À défaut, Washington s’autorise à instrumenter le cas syrien pour embarrasser Moscou et Beijing. La création du Centre sur la responsabilité syrienne se résume à la mise en place d’une nouvelle campagne de propagande anti-syrienne, non plus pour paver la voie d’une intervention de l’OTAN, mais pour accuser la Russie et la Chine d’être des dictatures solidaires d’une autre dictature. Et les sanctions ne visent plus à démoraliser la bourgeoisie et à la faire se retourner contre le régime, mais à contraindre la Russie et la Chine à payer pour la Syrie.

C’est dans cette perspective que l’on doit interpréter l’agitation d’Alain Juppé. Le ministre français des Affaires étrangères sait que ses déclarations anti-syriennes sont creuses, mais il n’en a que faire puisqu’il quittera bientôt ses fonctions, et que son successeur refusera d’en assumer les conséquences au nom de l’alternance politique. Sa surenchère permanente sert à la fois à alimenter le dossier que le Centre sur la responsabilité syrienne prépare, et à satisfaire un lobby dont le soutien lui sera utile lorsqu’il se retrouvera dans l’opposition.

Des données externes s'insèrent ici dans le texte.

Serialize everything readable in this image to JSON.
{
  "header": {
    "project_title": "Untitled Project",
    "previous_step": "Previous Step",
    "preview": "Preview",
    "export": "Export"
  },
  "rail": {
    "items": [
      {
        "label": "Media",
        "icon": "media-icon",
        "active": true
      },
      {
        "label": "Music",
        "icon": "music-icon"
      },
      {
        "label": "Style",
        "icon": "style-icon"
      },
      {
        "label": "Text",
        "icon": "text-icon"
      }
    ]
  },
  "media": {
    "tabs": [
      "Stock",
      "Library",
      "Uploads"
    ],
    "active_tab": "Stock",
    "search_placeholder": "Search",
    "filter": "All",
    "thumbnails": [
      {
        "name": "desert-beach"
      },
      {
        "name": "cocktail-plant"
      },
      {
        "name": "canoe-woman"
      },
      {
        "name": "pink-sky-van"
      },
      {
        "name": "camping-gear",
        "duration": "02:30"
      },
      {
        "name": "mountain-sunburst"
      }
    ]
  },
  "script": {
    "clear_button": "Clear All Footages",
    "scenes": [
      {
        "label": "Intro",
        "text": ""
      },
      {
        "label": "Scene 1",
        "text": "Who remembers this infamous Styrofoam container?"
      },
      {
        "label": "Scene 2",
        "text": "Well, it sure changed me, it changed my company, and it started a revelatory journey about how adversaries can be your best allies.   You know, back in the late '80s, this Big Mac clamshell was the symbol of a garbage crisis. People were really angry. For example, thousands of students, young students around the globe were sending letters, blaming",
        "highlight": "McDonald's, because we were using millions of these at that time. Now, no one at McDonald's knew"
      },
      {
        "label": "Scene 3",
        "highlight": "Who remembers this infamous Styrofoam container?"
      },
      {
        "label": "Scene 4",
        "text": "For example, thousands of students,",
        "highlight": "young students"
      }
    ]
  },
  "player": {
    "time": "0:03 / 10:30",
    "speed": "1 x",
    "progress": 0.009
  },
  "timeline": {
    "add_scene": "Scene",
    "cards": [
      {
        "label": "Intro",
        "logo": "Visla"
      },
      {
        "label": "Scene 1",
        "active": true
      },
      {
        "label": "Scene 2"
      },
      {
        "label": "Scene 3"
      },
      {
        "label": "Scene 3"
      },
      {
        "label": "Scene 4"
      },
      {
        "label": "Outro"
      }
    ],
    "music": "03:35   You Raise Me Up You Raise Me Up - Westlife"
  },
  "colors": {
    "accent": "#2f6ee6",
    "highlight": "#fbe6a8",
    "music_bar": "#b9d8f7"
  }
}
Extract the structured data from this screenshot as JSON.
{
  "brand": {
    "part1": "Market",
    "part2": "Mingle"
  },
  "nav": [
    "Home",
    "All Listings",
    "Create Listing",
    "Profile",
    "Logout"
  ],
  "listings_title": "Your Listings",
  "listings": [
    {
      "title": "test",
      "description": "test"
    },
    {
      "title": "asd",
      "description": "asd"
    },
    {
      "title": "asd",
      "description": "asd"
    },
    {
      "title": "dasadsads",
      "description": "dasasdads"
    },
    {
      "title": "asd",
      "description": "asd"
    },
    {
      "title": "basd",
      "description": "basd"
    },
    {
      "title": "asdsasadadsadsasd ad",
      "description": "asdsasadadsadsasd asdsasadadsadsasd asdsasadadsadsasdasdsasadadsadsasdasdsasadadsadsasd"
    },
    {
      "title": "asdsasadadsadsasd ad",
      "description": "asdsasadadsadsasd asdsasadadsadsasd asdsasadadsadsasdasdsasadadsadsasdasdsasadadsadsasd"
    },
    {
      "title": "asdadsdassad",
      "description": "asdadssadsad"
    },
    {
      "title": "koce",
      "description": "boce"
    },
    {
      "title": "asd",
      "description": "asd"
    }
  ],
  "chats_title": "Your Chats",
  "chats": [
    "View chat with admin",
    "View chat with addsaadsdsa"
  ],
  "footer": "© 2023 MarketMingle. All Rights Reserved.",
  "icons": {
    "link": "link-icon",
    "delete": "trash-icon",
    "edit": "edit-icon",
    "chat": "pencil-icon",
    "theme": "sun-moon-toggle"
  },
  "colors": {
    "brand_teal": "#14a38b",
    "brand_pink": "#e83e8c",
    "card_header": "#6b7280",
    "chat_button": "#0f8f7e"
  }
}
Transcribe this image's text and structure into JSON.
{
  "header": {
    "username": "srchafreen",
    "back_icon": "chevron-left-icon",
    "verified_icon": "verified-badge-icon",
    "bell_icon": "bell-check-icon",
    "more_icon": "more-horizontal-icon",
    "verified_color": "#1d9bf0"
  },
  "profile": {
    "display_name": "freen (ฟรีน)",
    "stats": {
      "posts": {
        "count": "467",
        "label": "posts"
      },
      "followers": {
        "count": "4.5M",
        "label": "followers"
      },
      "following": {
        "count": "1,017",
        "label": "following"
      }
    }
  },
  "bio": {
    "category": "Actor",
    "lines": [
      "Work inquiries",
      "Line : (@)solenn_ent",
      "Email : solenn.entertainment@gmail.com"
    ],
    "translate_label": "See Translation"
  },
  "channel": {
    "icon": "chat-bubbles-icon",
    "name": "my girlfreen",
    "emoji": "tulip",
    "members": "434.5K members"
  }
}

À ce propos, Damas, qui anticipe la défaite électorale de Nicolas Sarkozy, a envoyé un diplomate de très haut niveau à Paris. Il y a rencontré un de ses amis, ancien ministre des Affaires étrangères socialiste, qui l’a introduit auprès de François Hollande. La Syrie connaît parfaitement les liens unissant le candidat socialiste à Israël et au Qatar. Mais elle ne doute pas que le prochain président français s’alignera d’abord sur la position états-unienne, et cessera donc tout soutien à l’opposition armée.